Percival Mobley stood awkwardly before the court, clearly wishing to justify himself, yet knowing he had not the opportunity to do so. For near a minute he seemed on the verge of saying something pertinent. But, at last, all that came out was this: “That is all, Sir John. You may step down. And, my lord, that concludes my testimony.”

The final argument of the prosecution, indifferently stated as it was, is not worth noting here; nor, for that matter, is the last word from Mr. Mobley. Nevertheless, in his summing-up, Lord Mansfield took an approach which was for him eccentric — indeed, one might even say, unique — for he was, as every Londoner with criminal propensities knew, a “hanging judge”; he seemed almost to take pleasure in assigning the death penalty. On this occasion, however, the Lord Chief Justice put forth what amounted to a plea for mercy, yet it was framed in terms perfectly logical and perfectly legal.

He called the jury’s attention to the last words of the statement presented in court by the prisoner. (I quoted them near verbatim from Mr. Mobley.) “It was not my intention to kill Mr. Bolt. I wished only to end his attempt to kill me” Thus he read it out to the jurors. Then did he comment upon it as follows:

“Such an assertion as this would ordinarily constitute a plea for a finding of manslaughter — that is, death unintended. Yet it strikes me, having read and now heard the prisoner’s statement and heard the testimony of his distinguished witnesses, that we have the opportunity here to go even further. First of all, it cannot be murder, for Mr. Mobley was not the aggressor. Bolt, the deceased, lay in wait for him. He had no other reason to be in the room but to do harm to Mobley. When his first attempt failed, he did persist in his attempt not merely to do grievous bodily harm to the prisoner but to kill him. Yet he failed in that, too, because, though Mr. Mobley did not intend it so, he killed his adversary.

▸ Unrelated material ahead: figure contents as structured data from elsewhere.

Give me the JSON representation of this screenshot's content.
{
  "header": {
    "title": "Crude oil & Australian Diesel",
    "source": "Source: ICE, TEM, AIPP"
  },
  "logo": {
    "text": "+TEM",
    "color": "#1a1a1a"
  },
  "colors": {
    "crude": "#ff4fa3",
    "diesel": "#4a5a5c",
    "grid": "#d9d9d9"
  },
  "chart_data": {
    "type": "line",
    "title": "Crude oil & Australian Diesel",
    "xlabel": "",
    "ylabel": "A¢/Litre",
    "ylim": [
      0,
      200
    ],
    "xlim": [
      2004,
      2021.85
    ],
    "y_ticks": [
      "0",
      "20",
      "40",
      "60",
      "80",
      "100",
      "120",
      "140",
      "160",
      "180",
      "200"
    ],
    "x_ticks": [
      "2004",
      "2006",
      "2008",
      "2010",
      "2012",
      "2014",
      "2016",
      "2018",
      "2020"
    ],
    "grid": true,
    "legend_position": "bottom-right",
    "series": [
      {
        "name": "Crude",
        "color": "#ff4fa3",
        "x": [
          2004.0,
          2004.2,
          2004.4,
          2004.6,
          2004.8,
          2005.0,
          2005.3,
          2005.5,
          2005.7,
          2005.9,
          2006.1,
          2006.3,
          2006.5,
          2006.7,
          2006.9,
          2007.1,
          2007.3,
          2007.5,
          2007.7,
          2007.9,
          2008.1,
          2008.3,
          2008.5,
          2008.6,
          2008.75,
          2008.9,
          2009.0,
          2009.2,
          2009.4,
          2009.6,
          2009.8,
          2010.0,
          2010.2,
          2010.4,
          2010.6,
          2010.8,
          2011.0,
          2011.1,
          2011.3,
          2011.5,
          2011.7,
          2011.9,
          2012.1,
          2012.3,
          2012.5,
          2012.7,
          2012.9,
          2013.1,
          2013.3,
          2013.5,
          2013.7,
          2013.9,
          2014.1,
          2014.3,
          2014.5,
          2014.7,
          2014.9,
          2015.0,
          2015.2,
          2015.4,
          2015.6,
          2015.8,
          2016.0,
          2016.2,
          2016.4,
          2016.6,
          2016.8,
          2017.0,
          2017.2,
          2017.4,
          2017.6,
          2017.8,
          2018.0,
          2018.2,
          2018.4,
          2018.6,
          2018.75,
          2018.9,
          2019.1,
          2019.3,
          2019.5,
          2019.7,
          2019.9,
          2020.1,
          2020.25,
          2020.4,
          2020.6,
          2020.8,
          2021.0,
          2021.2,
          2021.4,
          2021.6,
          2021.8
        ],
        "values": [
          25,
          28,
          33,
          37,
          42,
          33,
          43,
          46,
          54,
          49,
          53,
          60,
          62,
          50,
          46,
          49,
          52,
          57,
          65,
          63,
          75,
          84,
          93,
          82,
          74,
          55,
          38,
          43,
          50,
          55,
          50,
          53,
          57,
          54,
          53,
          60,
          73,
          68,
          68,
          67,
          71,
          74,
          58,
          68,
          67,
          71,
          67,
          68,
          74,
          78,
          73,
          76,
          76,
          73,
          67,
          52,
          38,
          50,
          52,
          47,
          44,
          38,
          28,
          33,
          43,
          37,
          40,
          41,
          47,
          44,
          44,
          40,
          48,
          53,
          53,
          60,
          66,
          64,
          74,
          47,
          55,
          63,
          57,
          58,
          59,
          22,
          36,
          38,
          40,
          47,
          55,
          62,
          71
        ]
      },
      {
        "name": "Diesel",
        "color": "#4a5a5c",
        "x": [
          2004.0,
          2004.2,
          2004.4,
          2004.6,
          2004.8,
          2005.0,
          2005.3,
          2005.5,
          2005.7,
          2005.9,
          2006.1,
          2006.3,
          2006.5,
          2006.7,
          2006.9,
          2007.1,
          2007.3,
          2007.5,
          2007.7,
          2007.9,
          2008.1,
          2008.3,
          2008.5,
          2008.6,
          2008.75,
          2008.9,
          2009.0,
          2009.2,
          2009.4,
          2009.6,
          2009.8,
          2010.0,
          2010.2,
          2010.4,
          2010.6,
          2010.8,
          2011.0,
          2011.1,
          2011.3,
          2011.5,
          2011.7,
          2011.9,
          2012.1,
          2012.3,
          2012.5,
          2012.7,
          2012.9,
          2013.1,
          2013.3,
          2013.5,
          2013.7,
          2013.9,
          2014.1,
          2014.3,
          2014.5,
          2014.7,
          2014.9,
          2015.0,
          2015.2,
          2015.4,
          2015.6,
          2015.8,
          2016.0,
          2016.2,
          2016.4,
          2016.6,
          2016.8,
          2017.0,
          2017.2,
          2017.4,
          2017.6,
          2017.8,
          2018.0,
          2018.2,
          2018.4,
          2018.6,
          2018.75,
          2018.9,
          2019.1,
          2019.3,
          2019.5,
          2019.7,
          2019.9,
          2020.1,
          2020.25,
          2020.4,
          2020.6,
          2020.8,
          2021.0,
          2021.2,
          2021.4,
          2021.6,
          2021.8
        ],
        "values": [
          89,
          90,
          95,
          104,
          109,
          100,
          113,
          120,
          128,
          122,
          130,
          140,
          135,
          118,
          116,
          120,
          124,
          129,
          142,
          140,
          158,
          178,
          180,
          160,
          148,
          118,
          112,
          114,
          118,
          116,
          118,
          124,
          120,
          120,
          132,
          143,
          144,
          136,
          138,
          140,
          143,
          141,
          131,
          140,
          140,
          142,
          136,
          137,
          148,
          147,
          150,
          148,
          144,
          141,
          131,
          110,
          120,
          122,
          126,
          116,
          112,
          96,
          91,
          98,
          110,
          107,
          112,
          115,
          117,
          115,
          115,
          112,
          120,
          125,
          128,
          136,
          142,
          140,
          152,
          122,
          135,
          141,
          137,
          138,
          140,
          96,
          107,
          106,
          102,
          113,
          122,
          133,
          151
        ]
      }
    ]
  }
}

“It is very seldom that a true finding of ‘killing, no murder, by reason of self-defense’ can be justified. Alas, all too often the aggressor will press his advantage and kill his victim before the victim has a chance to defend himself. In this instance, that did not happen. Though the two, aggressor and victim, were fairly well matched in size, the victim fought back and saved himself. Perhaps it was that a man fights harder when he realizes, as Mr. Mobley did, that he was fighting for his life. And so he saved his life, though not without sustaining injuries of his own. You saw him limp to the dock. You see the bandage wrapped Mussulman-style about his head, the plaster on his ear and jaw. Eli Bolt, if that be his name, was a powerful adversary-yet he, and not the prisoner, died in the struggle. And what did Mr. Mobley do when he saw that he had killed the man who attacked him? He went straightaway to the Bow Street Court, seeking the magistrate, to surrender himself and make a statement, because in his mind and in his heart he knew that he had not committed murder but only defended himself. I tend to believe that this is one of those rare occasions when a finding of self-defense is justified. Yet I respect you, the members of the jury, far too much to direct you to find according to my belief. I send you off to your deliberations confident that you will find your way there on your own.”

And so the jury went off to deliberate, and I turned to young Archibald Talley to discuss this singular case. I found him in the process of taking his leave of the court.